I think because of this failure lately I've been itching for a break even more. When we first had Natalie I felt, rightly so, that it was a relatively easy time period. She slept all the time and only woke to eat. I read a bunch of books in between feedings. I didn't sleep too much at night, but that's what I expected, and I thought, "This isn't so bad." I was completely right. I figured it would become more difficult over time, and it has. This line of reasoning is similar to how I feel about parking lots that have spaces reserved for pregnant women when there are none reserved for families with small children. During my pregnancy I would always think, "Save those spots for when you really need them, when the baby has arrived and you have your hands totally full." Six months later I have those same thoughts.
Why am I itching for a break? It's not because Natalie doesn't sleep well at night, because she totally still does, and I know we continue to be very fortunate in that regard. But the waking hours? Those are always challenging. Stop reading here if you don't want to hear my keeping-it-real dose of reality. I have a great baby and a great life, but I definitely don't experience sunshine and rainbows every day (though I did see this killer rainbow during an evening commute yesterday).
Here are some things I am ready to see change:
...being covered in spit up. I am ready for that esophagus to be strong enough to keep food down. I am similarly tired of our floors being covered in spit up. And my cell phone. And our dogs.
...how much of our day still revolves around eating.
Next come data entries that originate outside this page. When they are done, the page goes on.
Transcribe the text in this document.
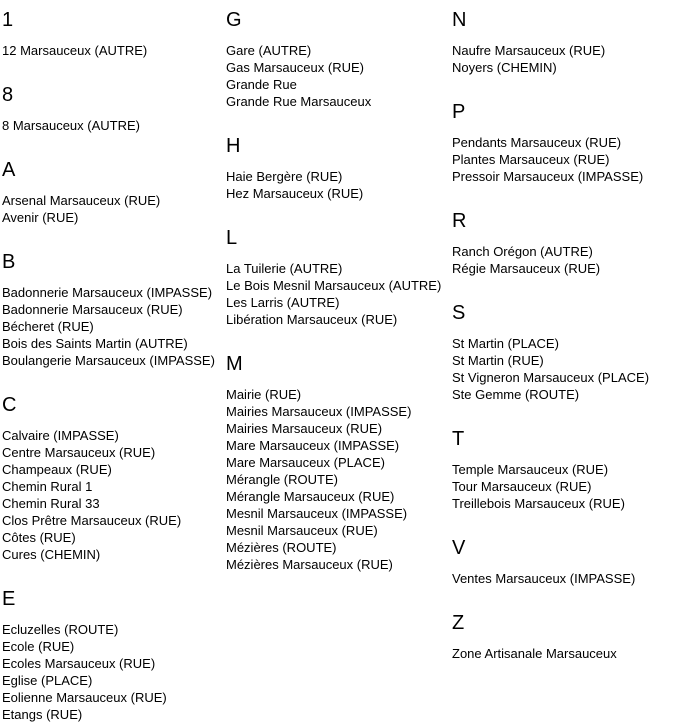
1
12 Marsauceux (AUTRE)
8
8 Marsauceux (AUTRE)
A
Arsenal Marsauceux (RUE)
Avenir (RUE)
B
Badonnerie Marsauceux (IMPASSE)
Badonnerie Marsauceux (RUE)
Bécheret (RUE)
Bois des Saints Martin (AUTRE)
Boulangerie Marsauceux (IMPASSE)
C
Calvaire (IMPASSE)
Centre Marsauceux (RUE)
Champeaux (RUE)
Chemin Rural 1
Chemin Rural 33
Clos Prêtre Marsauceux (RUE)
Côtes (RUE)
Cures (CHEMIN)
E
Ecluzelles (ROUTE)
Ecole (RUE)
Ecoles Marsauceux (RUE)
Eglise (PLACE)
Eolienne Marsauceux (RUE)
Etangs (RUE)
G
Gare (AUTRE)
Gas Marsauceux (RUE)
Grande Rue
Grande Rue Marsauceux
H
Haie Bergère (RUE)
Hez Marsauceux (RUE)
L
La Tuilerie (AUTRE)
Le Bois Mesnil Marsauceux (AUTRE)
Les Larris (AUTRE)
Libération Marsauceux (RUE)
M
Mairie (RUE)
Mairies Marsauceux (IMPASSE)
Mairies Marsauceux (RUE)
Mare Marsauceux (IMPASSE)
Mare Marsauceux (PLACE)
Mérangle (ROUTE)
Mérangle Marsauceux (RUE)
Mesnil Marsauceux (IMPASSE)
Mesnil Marsauceux (RUE)
Mézières (ROUTE)
Mézières Marsauceux (RUE)
N
Naufre Marsauceux (RUE)
Noyers (CHEMIN)
P
Pendants Marsauceux (RUE)
Plantes Marsauceux (RUE)
Pressoir Marsauceux (IMPASSE)
R
Ranch Orégon (AUTRE)
Régie Marsauceux (RUE)
S
St Martin (PLACE)
St Martin (RUE)
St Vigneron Marsauceux (PLACE)
Ste Gemme (ROUTE)
T
Temple Marsauceux (RUE)
Tour Marsauceux (RUE)
Treillebois Marsauceux (RUE)
V
Ventes Marsauceux (IMPASSE)
Z
Zone Artisanale Marsauceux
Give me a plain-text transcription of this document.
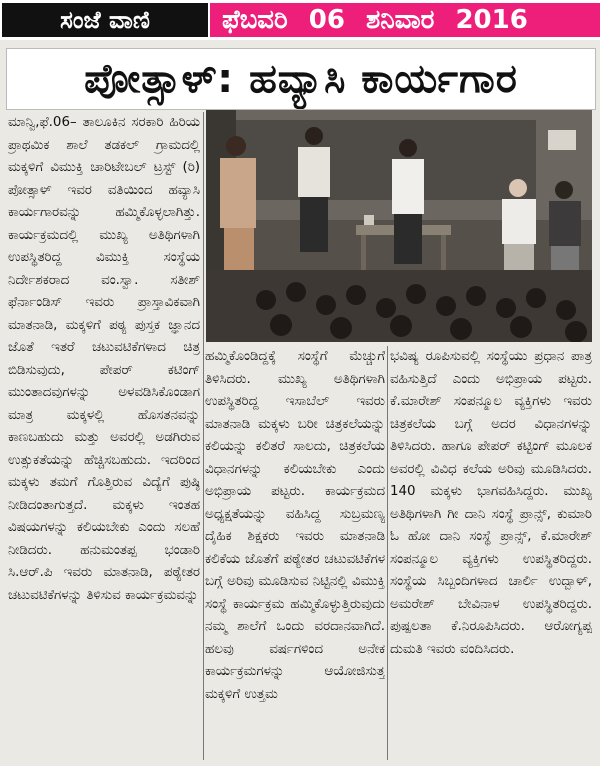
ಸಂಜೆ ವಾಣಿ	ಫೆಬವರಿ 06 ಶನಿವಾರ 2016
ಪೋತ್ಸಾಳ್: ಹವ್ಯಾಸಿ ಕಾರ್ಯಗಾರ
ಮಾನ್ವಿ,ಫೆ.06– ತಾಲೂಕಿನ ಸರಕಾರಿ ಹಿರಿಯ ಪ್ರಾಥಮಿಕ ಶಾಲೆ ತಡಕಲ್ ಗ್ರಾಮದಲ್ಲಿ ಮಕ್ಕಳಿಗೆ ವಿಮುಕ್ತಿ ಚಾರಿಟೇಬಲ್ ಟ್ರಸ್ಟ್ (ರಿ) ಪೋತ್ಸಾಳ್ ಇವರ ವತಿಯಿಂದ ಹವ್ಯಾಸಿ ಕಾರ್ಯಗಾರವನ್ನು ಹಮ್ಮಿಕೊಳ್ಳಲಾಗಿತ್ತು. ಕಾರ್ಯಕ್ರಮದಲ್ಲಿ ಮುಖ್ಯ ಅತಿಥಿಗಳಾಗಿ ಉಪಸ್ಥಿತರಿದ್ದ ವಿಮುಕ್ತಿ ಸಂಸ್ಥೆಯ ನಿರ್ದೇಶಕರಾದ ವಂ.ಸ್ವಾ. ಸತೀಶ್ ಫೆರ್ನಾಂಡಿಸ್ ಇವರು ಪ್ರಾಸ್ತಾವಿಕವಾಗಿ ಮಾತನಾಡಿ, ಮಕ್ಕಳಿಗೆ ಪಠ್ಯ ಪುಸ್ತಕ ಜ್ಞಾನದ ಜೊತೆ ಇತರೆ ಚಟುವಟಿಕೆಗಳಾದ ಚಿತ್ರ ಬಿಡಿಸುವುದು, ಪೇಪರ್ ಕಟಿಂಗ್ ಮುಂತಾದವುಗಳನ್ನು ಅಳವಡಿಸಿಕೊಂಡಾಗ ಮಾತ್ರ ಮಕ್ಕಳಲ್ಲಿ ಹೊಸತನವನ್ನು ಕಾಣಬಹುದು ಮತ್ತು ಅವರಲ್ಲಿ ಅಡಗಿರುವ ಉತ್ಸುಕತೆಯನ್ನು ಹೆಚ್ಚಿಸಬಹುದು. ಇದರಿಂದ ಮಕ್ಕಳು ತಮಗೆ ಗೊತ್ತಿರುವ ವಿದ್ಯೆಗೆ ಪುಷ್ಠಿ ನೀಡಿದಂತಾಗುತ್ತದೆ. ಮಕ್ಕಳು ಇಂತಹ ವಿಷಯಗಳನ್ನು ಕಲಿಯಬೇಕು ಎಂದು ಸಲಹೆ ನೀಡಿದರು. ಹನುಮಂತಪ್ಪ ಭಂಡಾರಿ ಸಿ.ಆರ್.ಪಿ ಇವರು ಮಾತನಾಡಿ, ಪಠ್ಯೇತರ ಚಟುವಟಿಕೆಗಳನ್ನು ತಿಳಿಸುವ ಕಾರ್ಯಕ್ರಮವನ್ನು
ಹಮ್ಮಿಕೊಂಡಿದ್ದಕ್ಕೆ ಸಂಸ್ಥೆಗೆ ಮೆಚ್ಚುಗೆ ತಿಳಿಸಿದರು. ಮುಖ್ಯ ಅತಿಥಿಗಳಾಗಿ ಉಪಸ್ಥಿತರಿದ್ದ ಇಸಾಬೆಲ್ ಇವರು ಮಾತನಾಡಿ ಮಕ್ಕಳು ಬರೀ ಚಿತ್ರಕಲೆಯನ್ನು ಕಲಿಯನ್ನು ಕಲಿತರೆ ಸಾಲದು, ಚಿತ್ರಕಲೆಯ ವಿಧಾನಗಳನ್ನು ಕಲಿಯಬೇಕು ಎಂದು ಅಭಿಪ್ರಾಯ ಪಟ್ಟರು. ಕಾರ್ಯಕ್ರಮದ ಅಧ್ಯಕ್ಷತೆಯನ್ನು ವಹಿಸಿದ್ದ ಸುಬ್ರಮಣ್ಯ ದೈಹಿಕ ಶಿಕ್ಷಕರು ಇವರು ಮಾತನಾಡಿ ಕಲಿಕೆಯ ಜೊತೆಗೆ ಪಠ್ಯೇತರ ಚಟುವಟಿಕೆಗಳ ಬಗ್ಗೆ ಅರಿವು ಮೂಡಿಸುವ ನಿಟ್ಟಿನಲ್ಲಿ ವಿಮುಕ್ತಿ ಸಂಸ್ಥೆ ಕಾರ್ಯಕ್ರಮ ಹಮ್ಮಿಕೊಳ್ಳುತ್ತಿರುವುದು ನಮ್ಮ ಶಾಲೆಗೆ ಒಂದು ವರದಾನವಾಗಿದೆ. ಹಲವು ವರ್ಷಗಳಿಂದ ಅನೇಕ ಕಾರ್ಯಕ್ರಮಗಳನ್ನು ಆಯೋಜಿಸುತ್ತ ಮಕ್ಕಳಿಗೆ ಉತ್ತಮ
ಭವಿಷ್ಯ ರೂಪಿಸುವಲ್ಲಿ ಸಂಸ್ಥೆಯು ಪ್ರಧಾನ ಪಾತ್ರ ವಹಿಸುತ್ತಿದೆ ಎಂದು ಅಭಿಪ್ರಾಯ ಪಟ್ಟರು. ಕೆ.ಮಾರೇಶ್ ಸಂಪನ್ಮೂಲ ವ್ಯಕ್ತಿಗಳು ಇವರು ಚಿತ್ರಕಲೆಯ ಬಗ್ಗೆ ಅದರ ವಿಧಾನಗಳನ್ನು ತಿಳಿಸಿದರು. ಹಾಗೂ ಪೇಪರ್ ಕಟ್ಟಿಂಗ್ ಮೂಲಕ ಅವರಲ್ಲಿ ವಿವಿಧ ಕಲೆಯ ಅರಿವು ಮೂಡಿಸಿದರು. 140 ಮಕ್ಕಳು ಭಾಗವಹಿಸಿದ್ದರು. ಮುಖ್ಯ ಅತಿಥಿಗಳಾಗಿ ಗೀ ದಾನಿ ಸಂಸ್ಥೆ ಪ್ರಾನ್ಸ್, ಕುಮಾರಿ ಓ ಹೋ ದಾನಿ ಸಂಸ್ಥೆ ಪ್ರಾನ್ಸ್, ಕೆ.ಮಾರೇಶ್ ಸಂಪನ್ಮೂಲ ವ್ಯಕ್ತಿಗಳು ಉಪಸ್ಥಿತರಿದ್ದರು. ಸಂಸ್ಥೆಯ ಸಿಬ್ಬಂದಿಗಳಾದ ಚಾರ್ಲಿ ಉದ್ಬಾಳ್, ಅಮರೇಶ್ ಬೇವಿನಾಳ ಉಪಸ್ಥಿತರಿದ್ದರು. ಪುಷ್ಪಲತಾ ಕೆ.ನಿರೂಪಿಸಿದರು. ಆರೋಗ್ಯಪ್ಪ ದುಮತಿ ಇವರು ವಂದಿಸಿದರು.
Even though we started introducing Natalie to solid foods when she turned six months old, understandably hardly any of that food is actually making its way into her stomach, and the little that does isn't containing enough nutritional value to serve as a substitute for breast milk (or formula, if I wasn't still breast feeding). So adding solids is just more work on top of the liquid diet. And she doesn't seem to really like anything yet. And it's super messy.
...not having a clear schedule, and I am tired of living my life in two-hour increments between naps. Natalie still takes three naps a day, and she is clearly too tired by the late afternoon to be ready, as some babies her age are, to drop the third nap. When she actually takes her naps is solely dependent upon when she wakes up for the day. She might choose to wake up at 6:15 a.m., or she might shoot for 8:15 a.m. instead. When she starts her day subsequently affects the way the rest of the day will pan out. Then I have to wait and see, when it's time for a nap, will she take a 30-minute nap or a two-hour nap? I don't know, you tell me. Once she is awake again she can only stay awake for about two hours before she gets cranky and clearly needs a nap again. Although I like to keep busy, this sporadic napping schedule obviously cramps our style.
Of course, having attempted a vacation with a baby, I've learned it's probably easier to just stay home. I'll share with you the little I learned in a future post, but I can now say I fully appreciate the Some E Cards meme I saw the other day that said, "You know you're a mom when a vacation sounds like work and a trip to Target by yourself sounds like vacation." It makes me feel kind of pathetic to absolutely relate to that sentiment. My friend who's been down this road before me told me last month that this 5-8 month period is what she considered the most challenging. I wonder if my experience will align with hers.